Bugünlerde vatan haini ilan edilmek çok kolay. Hükümet yanlış politikalar uyguladı o yüzden Türk Lirası çakıldı diyen herkes vatan haini ilan ediliyor. Linç edilemek istemeyen herkes “Amerika bize ekonomik komplo kurdu Reisin yanındayız” tiradını atmak zorunda. Bu tiradı haykırarak atan muhalefet mensupları da var. Maşallah Allah arttırsın!

Ama birilerinin de Kral Çıplak demesi gerekiyor ve evet Kral Çıplak.

Türkiye işin başından beri ABD’yi Türkiye’nin isteklerini yerine getirmemekle, Türkiye’nin menfaatine olmayan adımlar atmakla suçluyor.
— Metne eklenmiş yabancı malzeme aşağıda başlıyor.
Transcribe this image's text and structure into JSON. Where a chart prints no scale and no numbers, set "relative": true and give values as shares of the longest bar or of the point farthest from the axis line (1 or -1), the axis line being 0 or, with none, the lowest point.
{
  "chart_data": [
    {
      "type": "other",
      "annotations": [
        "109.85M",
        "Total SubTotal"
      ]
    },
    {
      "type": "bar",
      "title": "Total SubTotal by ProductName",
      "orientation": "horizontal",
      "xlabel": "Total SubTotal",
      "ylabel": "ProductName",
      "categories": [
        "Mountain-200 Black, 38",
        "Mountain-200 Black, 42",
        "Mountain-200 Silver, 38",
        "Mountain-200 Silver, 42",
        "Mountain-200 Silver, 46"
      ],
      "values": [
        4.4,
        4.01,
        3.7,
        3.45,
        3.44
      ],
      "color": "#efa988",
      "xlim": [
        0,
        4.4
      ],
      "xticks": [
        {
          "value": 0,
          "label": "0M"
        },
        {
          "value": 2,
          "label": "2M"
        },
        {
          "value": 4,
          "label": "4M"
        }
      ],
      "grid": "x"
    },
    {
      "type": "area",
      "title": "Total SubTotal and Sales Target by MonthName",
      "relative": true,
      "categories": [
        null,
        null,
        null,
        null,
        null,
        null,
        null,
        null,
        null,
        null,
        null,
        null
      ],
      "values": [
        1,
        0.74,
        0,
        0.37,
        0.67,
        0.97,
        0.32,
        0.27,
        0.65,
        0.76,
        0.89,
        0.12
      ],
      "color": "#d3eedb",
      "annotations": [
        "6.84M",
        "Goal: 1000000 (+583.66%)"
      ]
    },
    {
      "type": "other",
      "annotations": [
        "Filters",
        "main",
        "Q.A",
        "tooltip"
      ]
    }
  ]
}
Ve belli ki politika yapıcılar, Türkiye’de misyonerlik yapan bir papazı rehin tutarak ABD’yi dize getirebileceğini falan düşündü, tutmayınca da ekonomik savaş, komplo diye haykırıyor. Ben size gerçeği söyleyeyim, komplo falan değil de, Türkiye artık ciddiye alınmıyor, zira ciddiye alınacak halde değil.

Türkiye ABD’ye Fetullah Gülen’i neden iade etmiyor diye kızıyor. İlk bakışta anlaşılır diyelim. ABD, Türkiye’den Gülen’in suçluluğu konusunda delil istiyor. Türkiye bavul bavul “delil” yolluyor ama delil denen şeyler yandaş gazete haberleri, bir takım bölük pörçük, ne bulunabilirse dosyaya tıkılmış ne İdüğü belirsiz şeylerden ibaret. Eğri oturup doğru konuşalım hükümet Gülen yapılanmasıyla ilgili dört başı mamur delil dosyası hazırlayamıyor, çünkü o zaman işin ucu Türkiye’yi bugün yönetenlere dokunuyor.

e ve AKP elele çalışıyordu, devlet içinde ne yapıldıysa beraber yapıldı. Sonradan Cumhurbaşkanı “kandırıldım” şu bu dedi, ama tüm dünyanın Türk insanı naifliğinde “he tamam kandırıldıysa ok o zaman” demesini bekleyemezsiniz. Yıllarca Gülencilerle el ele çalışan hatta ülke ülke gezip Gülen okullarını açtırın diye her ülkeye baskı yapan bu yönetimin şu anda Gülenist yapılanma hakkında dünyaya anlatmaya çalıştıkları güvenilir ve inandırıcı bulunmuyor.

Ha keza 15 Temmuz da öyle. Türkiye kendince, vatandaşların egzoslara tişört tıkamak suretiyle! Bir darbe girişimini durdurarak destan yazıldığını falan söylüyor. Kusura bakmayın ama dünya bunu da inandırıcı bulmuyor. Ne olduğu nasıl başladığı, kimin işin içinde olduğu kimin olmadığı belirsiz bir darbe girişimi. Kızan çok olacak ama dost acı söyler, Türkiye, tişörtlerle tank durdurduk falan dedikçe millet anca gülüyor.

Türkiye’deki iktidar, iç politikada satabileceği, hatta başarıyla da sattığı bir anlatı üretti. Bunu iç siyasette iyi de satıyor, hatta bu konuda o kadar başarılı ki, muhalefet de peşine takıyor, Türkiye bu yazdığı destanlar! konusunda kendi çalıyor, kendi oynuyor.

Dışarıdan bakıldığında ise görünen şu: Türkiye’yi son 10 yıl boyunca beraber yönetmiş iki klik çatışmış, araları bozulmuş, şimdi biri birini elimine etmeye çalışıyor. iktidar eski ortağını elimine etme bahanesiyle, demokrasiyi askıya alıyor, kendine biat etmeyen herkese her kesime mezalim uyguluyor. Destan yazıyoruz, Türkiye düşmanlarıyla savaşıyoruz denilen Türkiye’de, iktidar ve iktidar yanlısı bir kesim arasında al takke ver külah alışveriş devam ediyor.

Araziler iktidara yakın dindar vakıflara peşkeş çekiliyor. İktidara yakın firmaların yaptığı, köprülere tünellere, hükümet dolarla geçiş garantisi veriyor; yani vatandaşın vergisiyle kendine yakın iş adamlarını besliyor.

Bunun karşılığında bu iş adamlarına medyayı finanse ettiriyor ve Türkiye’de medyada sadece Erdoğan’a yönelik övgüler yer alabiliyor. İktidarın yaptığı yanlışları her söyleyenin, her yazan çizenin sesi kesiliyor. İşte bu tabloya kimse destan diye bakmıyor.